En France, les députés ou les sénateurs peuvent décider de lancer des enquêtes parlementaires, qui leur donnent le droit d’auditionner des personnes impliquées. Ils publient le résultat de leur travail dans un rapport public qui propose des suggestions destinées à remédier aux dysfonctionnements constatés.

"On veut sortir du face à face stérile entre associations et ministère de l'Intérieur"

"En faisant appel à la représentation nationale, on monte d'un cran et on veut sortir du face à face stérile entre associations et ministère de l'Intérieur", a-t-elle ajouté.

La liste des atteintes aux droits aux frontières françaises "est lourde" selon les ONG qui évoquent notamment l’absence de tout dispositif sanitaire et social, les obstacles à la demande d’asile, la non-protection des mineurs isolés, les refoulements systématiques, les comportements brutaux… Médecins du monde parle par exemple de 15 à 25 mineurs refoulés par semaine à Menton (frontière franco-italienne) et explique que "les dates de naissances des mineurs sont changées sur les documents de refus d'entrée" sur le territoire français.

>> À (re)lire sur InfoMigrants : Ouverture d’une enquête sur de possibles infractions de la Police aux frontières de Menton

Ce n’est pas la première fois que les ONG dénoncent de tels faits, qui ont également été constatés par "plusieurs acteurs comme le Défenseur des droits, la Commission nationale consultative des droits de l’Homme (CNCDH) ou encore le Contrôleur général des lieux de privation de liberté", a précisé lors de la conférence de presse Christophe Deltombe, président de la Cimade.

"Les violations des droits ont augmenté car les lieux de passage sont plus nombreux"

Cependant, il y a plusieurs années, ces violations étaient uniquement constatées dans la région de Calais. Or, "on observe depuis quelque temps les mêmes pratiques à la frontière franco-italienne et dernièrement à la frontière franco-espagnole", explique la Cimade. "Les violations des droits des migrants ont augmenté car les lieux de passage sont plus nombreux".

>> À (re)lire sur InfoMigrants : A la frontière franco-italienne, l’accueil des migrants est "indigne" et "irrespectueuse de leurs droits"

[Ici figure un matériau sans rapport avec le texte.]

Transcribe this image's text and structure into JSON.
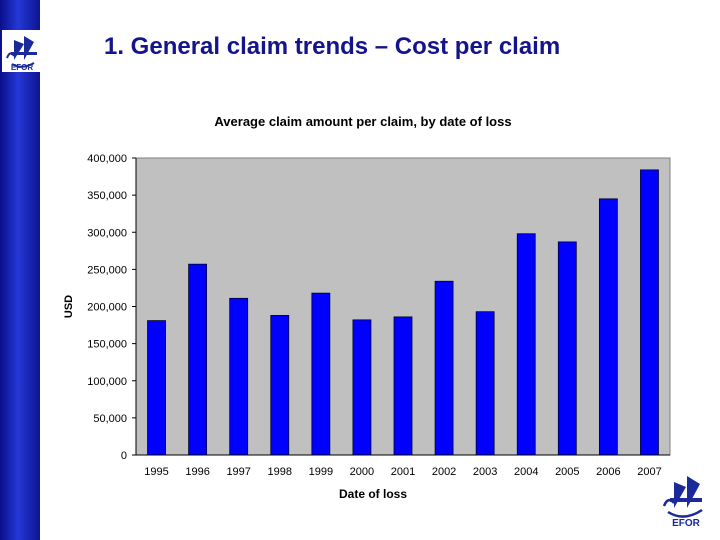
{
  "slide": {
    "title": "1. General claim trends – Cost per claim",
    "logo_text": "EFOR"
  },
  "colors": {
    "sidebar": "#1428c8",
    "title": "#14148c",
    "bar": "#0000ff",
    "plot_background": "#c0c0c0"
  },
  "chart_data": {
    "type": "bar",
    "title": "Average claim amount per claim, by date of loss",
    "xlabel": "Date of loss",
    "ylabel": "USD",
    "categories": [
      "1995",
      "1996",
      "1997",
      "1998",
      "1999",
      "2000",
      "2001",
      "2002",
      "2003",
      "2004",
      "2005",
      "2006",
      "2007"
    ],
    "values": [
      181000,
      257000,
      211000,
      188000,
      218000,
      182000,
      186000,
      234000,
      193000,
      298000,
      287000,
      345000,
      384000
    ],
    "ylim": [
      0,
      400000
    ],
    "yticks": [
      0,
      50000,
      100000,
      150000,
      200000,
      250000,
      300000,
      350000,
      400000
    ],
    "ytick_labels": [
      "0",
      "50,000",
      "100,000",
      "150,000",
      "200,000",
      "250,000",
      "300,000",
      "350,000",
      "400,000"
    ],
    "grid": false,
    "legend": "none"
  }
}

"Le sentiment d’impunité de la police s’est aussi développé", ajoute Marie Dorleans, fondatrice de l’association Tous migrants. "La répression et les violences sont monnaie courante dans la région de Briançon", assure-t-elle.

Les ONG ont rappelé que 30 migrants étaient morts à la frontière franco-italienne entre Menton et Briançon depuis 2015 et que deux corps avaient été retrouvés cette année sur une plage du Touquet, dans le nord de la France.

Mi-novembre, les députés de la France Insoumise (extrême-gauche) ont lancé une campagne baptisée "#37314mort", en référence au "nombre de personnes qui ont péri aux frontières européennes depuis 1993". L’objectif est de "porter à l’attention du plus grand nombre les mauvais traitements que subissent les personnes qui cherchent refuge dans notre pays afin que ces pratiques cessent".